Welcome to 2022, a big year by any measure. We've been in rolling lockdowns, brownouts, and mass censorship by big tech. We had our first American company hit a $3 trillion market cap (so 25% less than the US Government will spend each and every year for the next 29 years to get to ‘net zero’), Tesla still has yet to sell 1 million cars in a year (936,000 to be exact) and it's an election year.
The midterms will be big any way you slice it. Elections will be a referendum on incumbents as to their handling of COVID, climate, and government spending. They will bring with them more clarity on whether Trump intends to run in 2024 for the Republican nomination, or if he is just "being Trump" and raising money to be able to throw his weight around and remain relevant. And, they will induce four months of fighting over voters rights. Voting rights is topic one in the #hottakeoftheday’s "Things to Watch in 2022".
To talk voting rights, we must start with Georgia, just as we will start with Mississippi tomorrow when we discuss Roe v. Wade. Georgia came to prominence, at least so far as elections go, when the two senate races went to a run off January 5th. It introduced more drama to an already crazy November 3rd, 2020, because the focus of the entire nation turned to two senate seats, that would 63 days later determine the majority in the senate. To review, in Georgia if no candidate gets the majority of votes (greater than 50%, it goes to a run off). In fact, the two races became the most expensive senate races ever with nearly $470 mm pouring in, in large part due to the stakes. It also brought special attention as Georgia's Republican Governor, Brian Kemp, signed SB 202 into law, sparking a nationwide debate over voting rights.
The bill required a number of things.
1. That government identification be required to apply for an absentee ballot.
2. That absentee ballot applications be closed 11 days before the election.
3. That absentee ballot drop boxes be limited.
4. That it is a misdemeanor to hand out food or water to voters in line.
I have read all 95 pages of the bill. At the time (March 2021), I posted that I thought it was ironic that the company selling soft drinks and profits from the obesity crisis in America, felt morally compelled to take a stand on voting. Not premised on rationality or reason, it has become clear that the morality of political arguments has been compromised, and instead these debates are a Trojan horse for hidden agendas.
For instance, we now need a vaccine passport to go into a restaurant in New York City, Boston and Chicago, I can't play in the US squash nationals without a mask unless I prove I'm vaccinated, and I CAN NOT enter Canada, but there are arguments over whether you need ID to vote. Arguing that the burden of proof is to onerous is simply unfounded. Logistical burdens exist everywhere which is to say that it is not discriminatory at all. One has a decision as to whether they would like to vote, and to do so, they must be willing to undertake necessary steps to do so. Illustrating the contrary, I am not willing to get vaccinated, so I accept I can’t go to a Broadway show in New York.

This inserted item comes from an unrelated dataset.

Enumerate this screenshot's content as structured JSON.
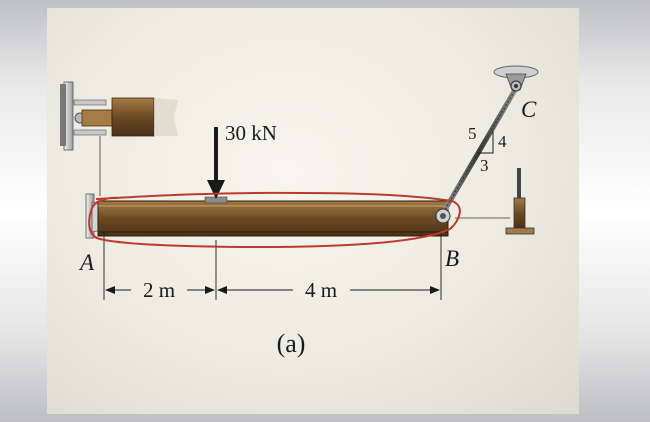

Election Day is November 8, 2022. It is also November 5, 2024. There is LOTS of time to plan. Every American citizen has a SSN. You need ID to drive, to get a job, or to board a plane. You need ID to vote in person. If we want elections with more integrity, it would seem like requiring ID to vote is a rational requirement.
The memories of 2020 will fade slowly. Expect voting laws to be a lightning rod issue that assumes the vitriol of vaccine mandates, immigration, and election fairness packaged tidily into one debate.